Configure your Helm chart as follows to use the service account key to authenticate to GCS for backups:

helm install gitlab gitlab/gitlab \
  --set gitlab.task-runner.backups.objectStorage.config.secret=storage-config \
  --set gitlab.task-runner.backups.objectStorage.config.key=config \
  --set gitlab.task-runner.backups.objectStorage.config.gcpProject=my-gcp-project-id \
  --set gitlab.task-runner.backups.objectStorage.backend=gcs

In addition, two bucket locations need to be configured, one for storing the backups, and one temporary bucket that is used when restoring a backup.

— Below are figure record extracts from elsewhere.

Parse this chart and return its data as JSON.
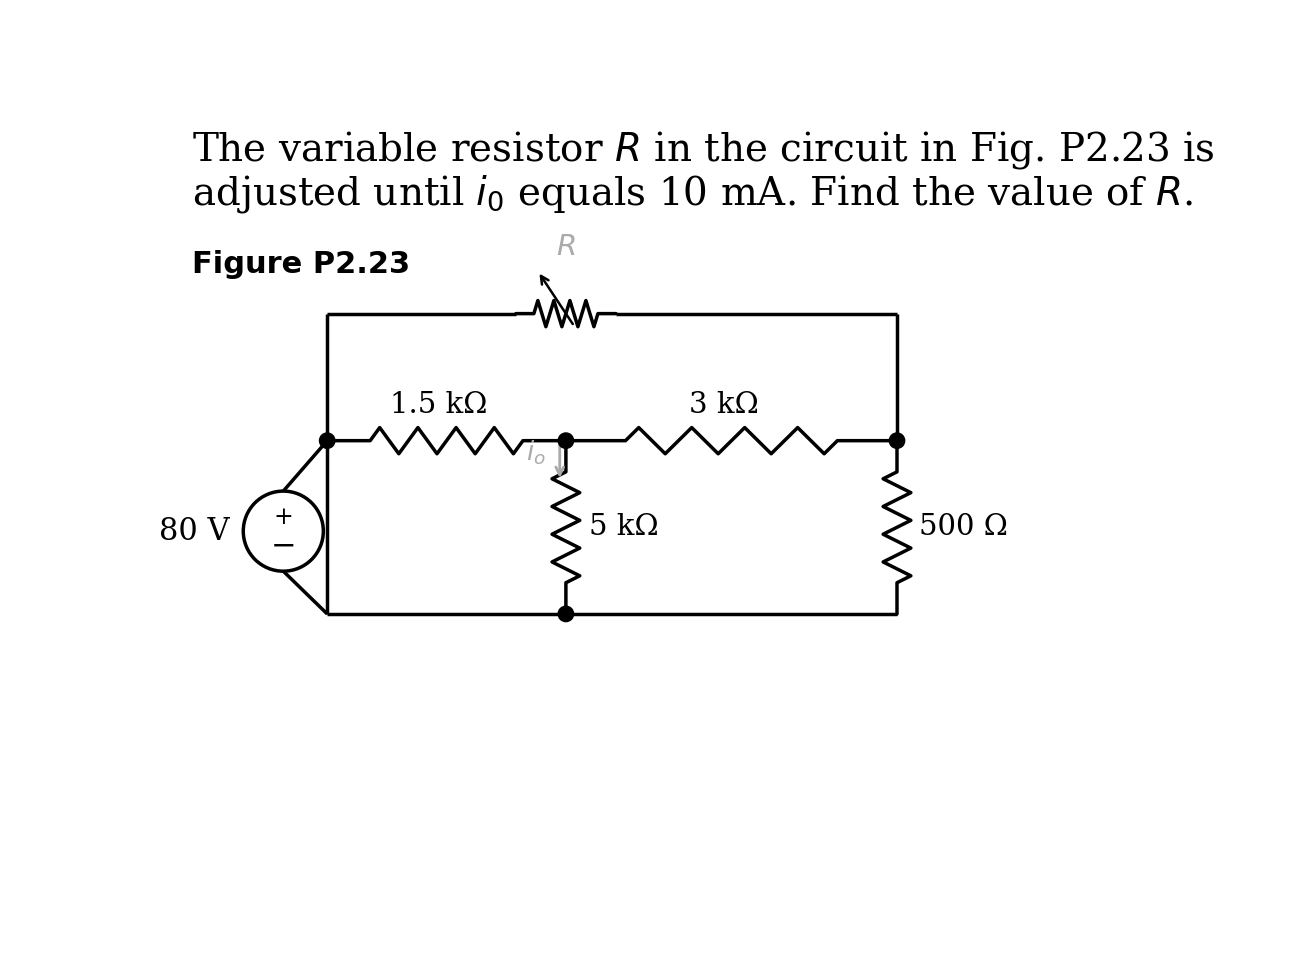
{
  "bg_color": "#ffffff",
  "line_color": "#000000",
  "gray_color": "#aaaaaa",
  "label_1k5": "1.5 kΩ",
  "label_3k": "3 kΩ",
  "label_5k": "5 kΩ",
  "label_500": "500 Ω",
  "label_80V": "80 V",
  "label_plus": "+",
  "label_minus": "−",
  "figure_label": "Figure P2.23",
  "title_fontsize": 28,
  "fig_label_fontsize": 22,
  "resistor_label_fontsize": 21,
  "source_label_fontsize": 22,
  "io_fontsize": 19,
  "R_label_fontsize": 21
}
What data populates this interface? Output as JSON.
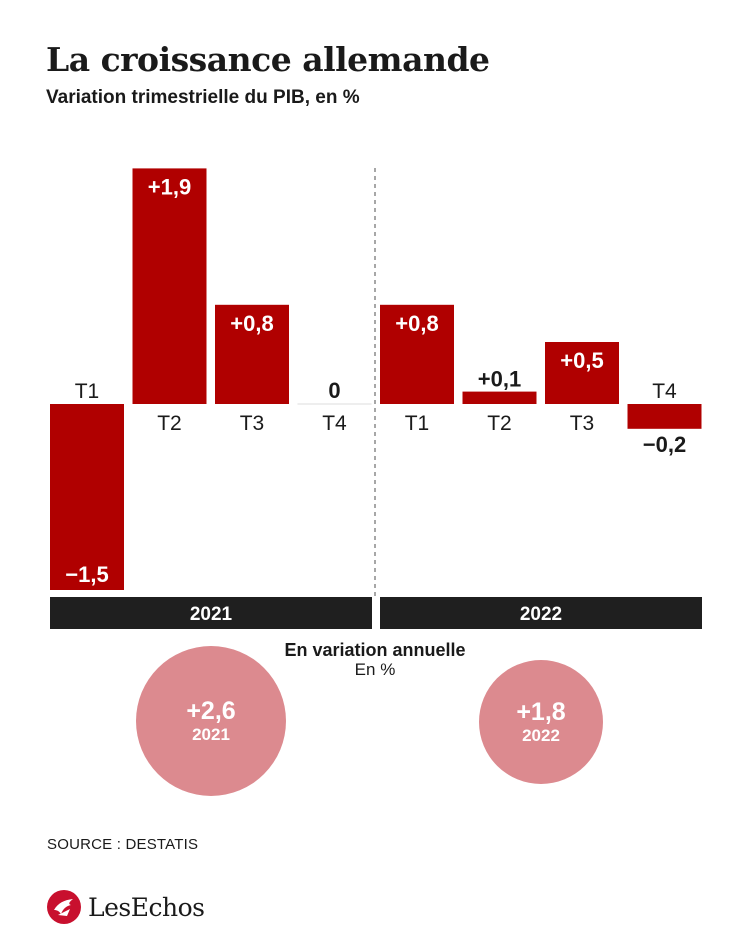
{
  "header": {
    "title": "La croissance allemande",
    "subtitle": "Variation trimestrielle du PIB, en %"
  },
  "colors": {
    "bar": "#b00000",
    "year_band": "#1f1f1f",
    "bubble": "#dc8a8f",
    "divider": "#8a8a8a"
  },
  "chart_data": {
    "type": "bar",
    "groups": [
      {
        "year": "2021",
        "categories": [
          "T1",
          "T2",
          "T3",
          "T4"
        ],
        "values": [
          -1.5,
          1.9,
          0.8,
          0
        ],
        "labels": [
          "−1,5",
          "+1,9",
          "+0,8",
          "0"
        ]
      },
      {
        "year": "2022",
        "categories": [
          "T1",
          "T2",
          "T3",
          "T4"
        ],
        "values": [
          0.8,
          0.1,
          0.5,
          -0.2
        ],
        "labels": [
          "+0,8",
          "+0,1",
          "+0,5",
          "−0,2"
        ]
      }
    ],
    "ylim": [
      -1.5,
      1.9
    ],
    "grid": false
  },
  "annual": {
    "title": "En variation annuelle",
    "unit": "En %",
    "items": [
      {
        "year": "2021",
        "label": "+2,6",
        "value": 2.6
      },
      {
        "year": "2022",
        "label": "+1,8",
        "value": 1.8
      }
    ]
  },
  "footer": {
    "source": "SOURCE : DESTATIS",
    "brand": "LesEchos",
    "brand_icon": "les-echos-logo-icon"
  }
}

--set global.appConfig.backups.bucket=gitlab-backup-storage
--set global.appConfig.backups.tmpBucket=gitlab-tmp-storage

Backup and Restoring procedures

Troubleshooting

Pod eviction issues

As the backups are assembled locally outside of the object storage target, temporary disk space is needed. The required space might exceed the size of the actual backup archive. The default configuration will use the task-runner pod’s file system to store the temporary data. If you find pod being evicted due to low resources, you should attach a persistent volume to the pod to hold the temporary data. On GKE, add the following settings to your Helm command:

--set gitlab.task-runner.persistence.enabled=true

If your backups are being run as part of the included backup cron job, then you will want to enable persistence for the cron job as well:

--set gitlab.task-runner.backups.cron.persistence.enabled=true

For other providers, you may need to create a persistent volume. See our Storage documentation for possible examples on how to do this.